REPUBLIQUE FRANCAISE
AU NOM DU PEUPLE FRANCAIS
COUR D'APPEL DE PARIS
Pôle 1 - Chambre 12
SOINS PSYCHIATRIQUES SANS CONSENTEMENT
ORDONNANCE DU 06 FEVRIER 2023
(n° 027, 4 pages)
N° du répertoire général : N° RG 23/00034 - N° Portalis 35L7-V-B7H-CG7SP
Décision déférée à la Cour : Ordonnance du 26 Janvier 2023 -Tribunal judiciaire d'EVRY (Juge des Libertés et de la Détention) - RG n° 23/00257
L'audience a été prise au siège de la juridiction, en audience publique, le 02 Février 2023
Décision : réputée contradictoire
COMPOSITION
Patricia DUFOUR, conseiller à la cour d'appel, agissant sur délégation du Premier Président de la cour d'appel de Paris,
assisté de Mélanie THOMAS, greffier lors des débats et du prononcé de la décision
APPELANTE
Madame [Y] [F] (Personne faisant l'objet de soins)

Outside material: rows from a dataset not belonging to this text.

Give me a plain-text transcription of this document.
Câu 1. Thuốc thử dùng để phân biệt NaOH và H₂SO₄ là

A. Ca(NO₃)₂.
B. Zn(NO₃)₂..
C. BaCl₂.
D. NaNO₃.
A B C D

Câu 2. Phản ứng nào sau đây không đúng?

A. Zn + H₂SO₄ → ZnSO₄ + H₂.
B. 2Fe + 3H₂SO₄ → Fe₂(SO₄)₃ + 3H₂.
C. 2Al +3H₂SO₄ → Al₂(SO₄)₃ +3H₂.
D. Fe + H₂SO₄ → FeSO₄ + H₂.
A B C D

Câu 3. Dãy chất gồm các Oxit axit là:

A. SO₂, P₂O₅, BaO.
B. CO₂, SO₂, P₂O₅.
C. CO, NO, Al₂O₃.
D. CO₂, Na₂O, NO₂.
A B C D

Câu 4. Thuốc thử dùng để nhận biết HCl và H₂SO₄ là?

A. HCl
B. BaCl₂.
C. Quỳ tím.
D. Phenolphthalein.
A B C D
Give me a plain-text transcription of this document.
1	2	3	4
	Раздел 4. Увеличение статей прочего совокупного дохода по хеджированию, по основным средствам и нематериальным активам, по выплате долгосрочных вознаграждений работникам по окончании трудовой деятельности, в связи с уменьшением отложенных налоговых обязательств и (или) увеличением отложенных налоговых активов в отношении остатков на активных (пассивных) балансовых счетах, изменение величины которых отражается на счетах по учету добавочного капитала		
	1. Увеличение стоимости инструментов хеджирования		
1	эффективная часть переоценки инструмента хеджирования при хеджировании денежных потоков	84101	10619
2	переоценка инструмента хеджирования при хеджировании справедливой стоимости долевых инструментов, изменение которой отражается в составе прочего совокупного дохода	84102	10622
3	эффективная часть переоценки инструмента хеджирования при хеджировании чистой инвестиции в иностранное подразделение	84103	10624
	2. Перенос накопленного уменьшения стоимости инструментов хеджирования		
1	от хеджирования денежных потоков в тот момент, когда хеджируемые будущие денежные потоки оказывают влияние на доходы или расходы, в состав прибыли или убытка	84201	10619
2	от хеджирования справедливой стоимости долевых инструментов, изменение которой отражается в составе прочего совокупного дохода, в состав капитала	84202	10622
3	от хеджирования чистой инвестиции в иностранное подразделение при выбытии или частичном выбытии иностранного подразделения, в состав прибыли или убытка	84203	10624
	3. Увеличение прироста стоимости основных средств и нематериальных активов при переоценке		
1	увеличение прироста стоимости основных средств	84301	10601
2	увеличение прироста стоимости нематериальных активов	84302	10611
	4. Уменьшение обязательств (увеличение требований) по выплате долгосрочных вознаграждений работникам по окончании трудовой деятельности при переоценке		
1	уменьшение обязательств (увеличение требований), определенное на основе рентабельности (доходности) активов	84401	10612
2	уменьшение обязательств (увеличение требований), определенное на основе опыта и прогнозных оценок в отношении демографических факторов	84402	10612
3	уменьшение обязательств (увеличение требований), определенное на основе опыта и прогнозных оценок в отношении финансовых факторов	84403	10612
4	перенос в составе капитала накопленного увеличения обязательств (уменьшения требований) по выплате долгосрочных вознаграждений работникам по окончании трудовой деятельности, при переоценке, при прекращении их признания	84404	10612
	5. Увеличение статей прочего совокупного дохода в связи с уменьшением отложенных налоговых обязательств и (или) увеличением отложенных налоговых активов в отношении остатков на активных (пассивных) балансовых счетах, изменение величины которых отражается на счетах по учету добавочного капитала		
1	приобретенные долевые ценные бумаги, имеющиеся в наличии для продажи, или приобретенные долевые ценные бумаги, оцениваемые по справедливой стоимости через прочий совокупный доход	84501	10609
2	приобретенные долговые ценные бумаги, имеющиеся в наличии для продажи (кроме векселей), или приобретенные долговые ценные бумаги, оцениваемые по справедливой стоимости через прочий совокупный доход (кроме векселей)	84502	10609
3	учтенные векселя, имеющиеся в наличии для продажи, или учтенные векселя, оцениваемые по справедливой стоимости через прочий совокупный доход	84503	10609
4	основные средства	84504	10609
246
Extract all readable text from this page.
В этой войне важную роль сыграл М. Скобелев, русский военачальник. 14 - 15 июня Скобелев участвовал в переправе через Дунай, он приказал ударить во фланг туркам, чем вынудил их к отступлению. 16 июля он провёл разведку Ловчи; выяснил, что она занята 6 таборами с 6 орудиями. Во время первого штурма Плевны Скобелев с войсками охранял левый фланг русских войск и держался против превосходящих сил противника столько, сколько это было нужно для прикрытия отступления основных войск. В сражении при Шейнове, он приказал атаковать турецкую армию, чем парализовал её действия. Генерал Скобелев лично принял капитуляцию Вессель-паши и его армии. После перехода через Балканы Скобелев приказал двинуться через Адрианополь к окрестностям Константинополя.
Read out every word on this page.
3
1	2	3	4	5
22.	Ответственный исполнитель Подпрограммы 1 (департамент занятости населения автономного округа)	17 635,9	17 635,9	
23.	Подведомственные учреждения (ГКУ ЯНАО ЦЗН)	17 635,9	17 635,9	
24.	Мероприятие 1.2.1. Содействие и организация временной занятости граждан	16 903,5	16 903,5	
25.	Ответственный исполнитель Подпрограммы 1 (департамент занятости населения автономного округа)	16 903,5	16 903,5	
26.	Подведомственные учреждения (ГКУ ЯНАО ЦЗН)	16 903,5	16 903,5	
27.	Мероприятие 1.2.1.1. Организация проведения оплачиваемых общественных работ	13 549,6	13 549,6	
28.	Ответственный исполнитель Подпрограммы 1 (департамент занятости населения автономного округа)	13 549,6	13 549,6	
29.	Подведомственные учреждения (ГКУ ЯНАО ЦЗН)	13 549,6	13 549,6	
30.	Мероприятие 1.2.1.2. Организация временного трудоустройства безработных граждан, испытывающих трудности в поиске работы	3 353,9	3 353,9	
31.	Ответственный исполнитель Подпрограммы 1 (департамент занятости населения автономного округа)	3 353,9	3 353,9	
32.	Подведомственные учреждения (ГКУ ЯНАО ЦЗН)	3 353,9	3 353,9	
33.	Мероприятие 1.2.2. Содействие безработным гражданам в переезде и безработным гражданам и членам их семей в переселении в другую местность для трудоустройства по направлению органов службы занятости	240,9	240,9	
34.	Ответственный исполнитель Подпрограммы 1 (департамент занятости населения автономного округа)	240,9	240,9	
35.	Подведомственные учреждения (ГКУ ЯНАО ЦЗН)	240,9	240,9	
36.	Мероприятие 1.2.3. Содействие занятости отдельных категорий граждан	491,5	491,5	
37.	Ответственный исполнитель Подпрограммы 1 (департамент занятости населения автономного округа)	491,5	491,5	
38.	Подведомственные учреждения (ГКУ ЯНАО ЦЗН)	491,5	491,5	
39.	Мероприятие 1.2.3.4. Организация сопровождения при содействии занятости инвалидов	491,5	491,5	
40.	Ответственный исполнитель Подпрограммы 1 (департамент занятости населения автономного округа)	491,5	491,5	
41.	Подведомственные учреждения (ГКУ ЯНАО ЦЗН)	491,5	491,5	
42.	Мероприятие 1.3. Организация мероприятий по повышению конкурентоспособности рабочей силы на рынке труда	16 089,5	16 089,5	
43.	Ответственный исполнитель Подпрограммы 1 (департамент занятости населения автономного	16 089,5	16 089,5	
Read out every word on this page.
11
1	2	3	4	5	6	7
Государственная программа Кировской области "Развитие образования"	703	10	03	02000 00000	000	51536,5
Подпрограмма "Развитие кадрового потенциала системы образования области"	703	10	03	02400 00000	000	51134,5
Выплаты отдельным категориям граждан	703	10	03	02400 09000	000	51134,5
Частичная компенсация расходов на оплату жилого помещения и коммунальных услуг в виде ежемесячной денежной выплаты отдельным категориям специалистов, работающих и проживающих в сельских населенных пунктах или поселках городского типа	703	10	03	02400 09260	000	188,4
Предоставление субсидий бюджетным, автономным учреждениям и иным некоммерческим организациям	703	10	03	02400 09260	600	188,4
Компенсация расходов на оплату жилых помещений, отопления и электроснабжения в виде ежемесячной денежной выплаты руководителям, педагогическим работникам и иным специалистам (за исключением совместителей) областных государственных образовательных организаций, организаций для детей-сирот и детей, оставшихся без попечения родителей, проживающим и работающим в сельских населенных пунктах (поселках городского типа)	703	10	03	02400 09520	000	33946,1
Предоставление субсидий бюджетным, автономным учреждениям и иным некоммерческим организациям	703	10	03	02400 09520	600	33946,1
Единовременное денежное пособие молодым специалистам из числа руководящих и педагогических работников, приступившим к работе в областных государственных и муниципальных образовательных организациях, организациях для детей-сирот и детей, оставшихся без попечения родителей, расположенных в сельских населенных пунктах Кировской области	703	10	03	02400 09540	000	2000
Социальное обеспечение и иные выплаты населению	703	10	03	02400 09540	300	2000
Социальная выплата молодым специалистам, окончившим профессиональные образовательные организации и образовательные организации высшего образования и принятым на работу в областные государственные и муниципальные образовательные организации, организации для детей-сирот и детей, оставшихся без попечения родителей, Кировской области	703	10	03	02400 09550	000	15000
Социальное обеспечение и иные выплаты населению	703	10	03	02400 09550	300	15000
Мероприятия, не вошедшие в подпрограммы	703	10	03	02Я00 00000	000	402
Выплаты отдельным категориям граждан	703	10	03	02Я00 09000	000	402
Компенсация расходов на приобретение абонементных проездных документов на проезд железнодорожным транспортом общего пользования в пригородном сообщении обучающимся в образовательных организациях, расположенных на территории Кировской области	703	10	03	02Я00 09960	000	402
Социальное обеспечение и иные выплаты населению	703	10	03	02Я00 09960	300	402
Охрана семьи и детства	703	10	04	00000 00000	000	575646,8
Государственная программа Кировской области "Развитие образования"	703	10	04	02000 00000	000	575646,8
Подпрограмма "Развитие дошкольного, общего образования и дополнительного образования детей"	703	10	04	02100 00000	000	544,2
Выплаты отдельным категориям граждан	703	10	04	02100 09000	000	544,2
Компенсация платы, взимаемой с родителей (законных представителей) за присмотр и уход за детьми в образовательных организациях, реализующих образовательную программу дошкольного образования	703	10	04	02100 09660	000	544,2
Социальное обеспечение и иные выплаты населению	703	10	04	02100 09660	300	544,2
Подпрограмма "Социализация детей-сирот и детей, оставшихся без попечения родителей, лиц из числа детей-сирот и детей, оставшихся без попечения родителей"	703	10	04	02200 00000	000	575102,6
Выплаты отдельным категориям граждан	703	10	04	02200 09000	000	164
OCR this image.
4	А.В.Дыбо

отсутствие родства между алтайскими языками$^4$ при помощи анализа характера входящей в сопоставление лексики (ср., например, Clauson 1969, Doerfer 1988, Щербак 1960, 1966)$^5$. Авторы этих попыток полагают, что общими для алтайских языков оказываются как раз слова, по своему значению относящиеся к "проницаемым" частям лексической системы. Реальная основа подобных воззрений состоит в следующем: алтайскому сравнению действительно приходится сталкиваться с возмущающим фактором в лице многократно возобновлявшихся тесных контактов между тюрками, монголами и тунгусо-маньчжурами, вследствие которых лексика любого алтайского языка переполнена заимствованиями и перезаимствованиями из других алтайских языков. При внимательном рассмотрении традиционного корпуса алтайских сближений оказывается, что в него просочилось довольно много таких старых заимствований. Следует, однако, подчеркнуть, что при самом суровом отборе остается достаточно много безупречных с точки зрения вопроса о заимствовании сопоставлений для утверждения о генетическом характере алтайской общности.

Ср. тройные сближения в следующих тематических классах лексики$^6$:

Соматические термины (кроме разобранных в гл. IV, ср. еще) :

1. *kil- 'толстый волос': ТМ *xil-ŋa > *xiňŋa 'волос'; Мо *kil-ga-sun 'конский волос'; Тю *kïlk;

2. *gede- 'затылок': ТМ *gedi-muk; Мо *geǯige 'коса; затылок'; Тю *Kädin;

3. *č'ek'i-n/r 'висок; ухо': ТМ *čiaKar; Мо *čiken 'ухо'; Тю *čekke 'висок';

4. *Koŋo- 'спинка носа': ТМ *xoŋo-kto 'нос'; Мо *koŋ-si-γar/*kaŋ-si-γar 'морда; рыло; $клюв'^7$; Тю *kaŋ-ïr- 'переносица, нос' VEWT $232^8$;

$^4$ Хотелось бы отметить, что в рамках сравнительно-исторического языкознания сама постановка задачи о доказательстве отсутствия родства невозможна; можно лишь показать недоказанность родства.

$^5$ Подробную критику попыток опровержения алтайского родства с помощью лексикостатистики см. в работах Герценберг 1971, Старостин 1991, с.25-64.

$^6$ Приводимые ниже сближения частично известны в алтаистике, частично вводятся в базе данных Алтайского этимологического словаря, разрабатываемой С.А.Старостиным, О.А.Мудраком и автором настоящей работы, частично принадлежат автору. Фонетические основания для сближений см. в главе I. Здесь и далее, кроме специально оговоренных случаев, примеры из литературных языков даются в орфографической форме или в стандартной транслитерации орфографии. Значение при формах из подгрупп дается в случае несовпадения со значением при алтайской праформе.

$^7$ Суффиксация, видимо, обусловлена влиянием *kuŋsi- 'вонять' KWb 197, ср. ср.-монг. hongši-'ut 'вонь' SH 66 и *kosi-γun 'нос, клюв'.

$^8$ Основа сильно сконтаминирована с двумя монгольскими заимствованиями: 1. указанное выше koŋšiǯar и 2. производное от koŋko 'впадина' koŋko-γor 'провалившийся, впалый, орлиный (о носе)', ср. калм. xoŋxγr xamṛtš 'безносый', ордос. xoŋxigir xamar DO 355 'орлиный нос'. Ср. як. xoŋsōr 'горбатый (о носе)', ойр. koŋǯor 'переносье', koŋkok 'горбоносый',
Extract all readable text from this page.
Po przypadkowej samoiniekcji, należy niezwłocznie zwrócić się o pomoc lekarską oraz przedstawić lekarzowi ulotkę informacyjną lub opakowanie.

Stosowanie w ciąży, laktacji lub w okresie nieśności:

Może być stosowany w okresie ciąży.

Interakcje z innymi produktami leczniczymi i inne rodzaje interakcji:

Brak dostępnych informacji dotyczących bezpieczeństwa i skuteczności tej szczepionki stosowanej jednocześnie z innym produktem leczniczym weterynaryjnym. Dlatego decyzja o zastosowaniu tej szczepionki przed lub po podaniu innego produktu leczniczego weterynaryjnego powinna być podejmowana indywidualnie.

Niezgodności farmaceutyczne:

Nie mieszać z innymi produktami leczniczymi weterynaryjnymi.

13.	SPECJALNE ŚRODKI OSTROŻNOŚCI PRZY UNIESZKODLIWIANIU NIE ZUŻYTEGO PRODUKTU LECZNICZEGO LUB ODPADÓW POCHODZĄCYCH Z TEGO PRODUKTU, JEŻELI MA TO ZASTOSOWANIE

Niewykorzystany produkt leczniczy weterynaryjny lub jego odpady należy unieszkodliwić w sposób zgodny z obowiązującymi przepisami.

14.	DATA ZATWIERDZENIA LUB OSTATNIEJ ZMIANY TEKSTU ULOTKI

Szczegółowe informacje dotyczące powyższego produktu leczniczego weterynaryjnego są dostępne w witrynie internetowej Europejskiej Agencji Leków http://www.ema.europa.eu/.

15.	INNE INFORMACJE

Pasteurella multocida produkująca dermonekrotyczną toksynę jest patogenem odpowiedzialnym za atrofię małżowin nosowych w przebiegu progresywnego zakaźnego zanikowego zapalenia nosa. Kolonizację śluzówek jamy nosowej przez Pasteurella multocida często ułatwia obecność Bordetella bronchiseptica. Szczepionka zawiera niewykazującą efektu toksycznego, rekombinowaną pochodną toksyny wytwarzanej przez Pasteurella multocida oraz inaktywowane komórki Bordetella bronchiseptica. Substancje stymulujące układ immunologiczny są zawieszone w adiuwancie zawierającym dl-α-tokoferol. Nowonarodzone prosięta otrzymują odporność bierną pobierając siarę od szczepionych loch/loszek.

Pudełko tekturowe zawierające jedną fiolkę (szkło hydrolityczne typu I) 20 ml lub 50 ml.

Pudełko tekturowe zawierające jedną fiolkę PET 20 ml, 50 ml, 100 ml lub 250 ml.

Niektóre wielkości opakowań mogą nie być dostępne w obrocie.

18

née le 22/04/1968 à [Localité 4]
demeurant [Adresse 2]
Actuellement hospitalisée au Centre hospitalier [5]
comparante en personne assistée de Me Isabelle MONTAGNE, avocat commis d'office au barreau de Paris,
INTIMÉ
M. LE DIRECTEUR DU CENTRE HOSPITALIER [5]
demeurant [Adresse 1]
non comparant, non représenté,
TIERS
M. [H] [B]
demeurant [Adresse 3]
non comparant, non représenté,
MINISTÈRE PUBLIC
Représenté par Mme Laure DE CHOISEUL, avocate générale,
DÉCISION
Par décision en date du 20 janvier 2023, le directeur du centre hospitalier [5] a admis Mme [Y] [F] en soins psychiatriques sans consentement sous forme d'une hospitalisation complète à la demande d'un tiers, en l'espèce son fille, et en urgence alors qu'elle présentait des troubles du comportement au domicile avec fugue et réticence ainsi qu'une désorganisation comportementale avec bizarrerie, errance et imprévisibilité.
Par requête du 24 janvier 2023, le directeur de l'établissement hospitalier a régulièrement saisi le juge des libertés et de la détention de Paris aux fins de prolongation de la mesure.
Par décision du 26 janvier 2023, le juge des libertés et de la détention d'Evry a ordonné la poursuite de la mesure de soins sans consentement sous forme d'une hospitalisation complète.
Par courrier en date du 27 janvier 2023 et enregistré par le greffe le jour-même, Mme [Y] [F] a interjeté appel de la dite ordonnance.
Les parties ainsi que le directeur de l'établissement ont été convoqués à l'audience du 02 février 2023.
L'audience s'est tenue au siège de la juridiction en audience publique.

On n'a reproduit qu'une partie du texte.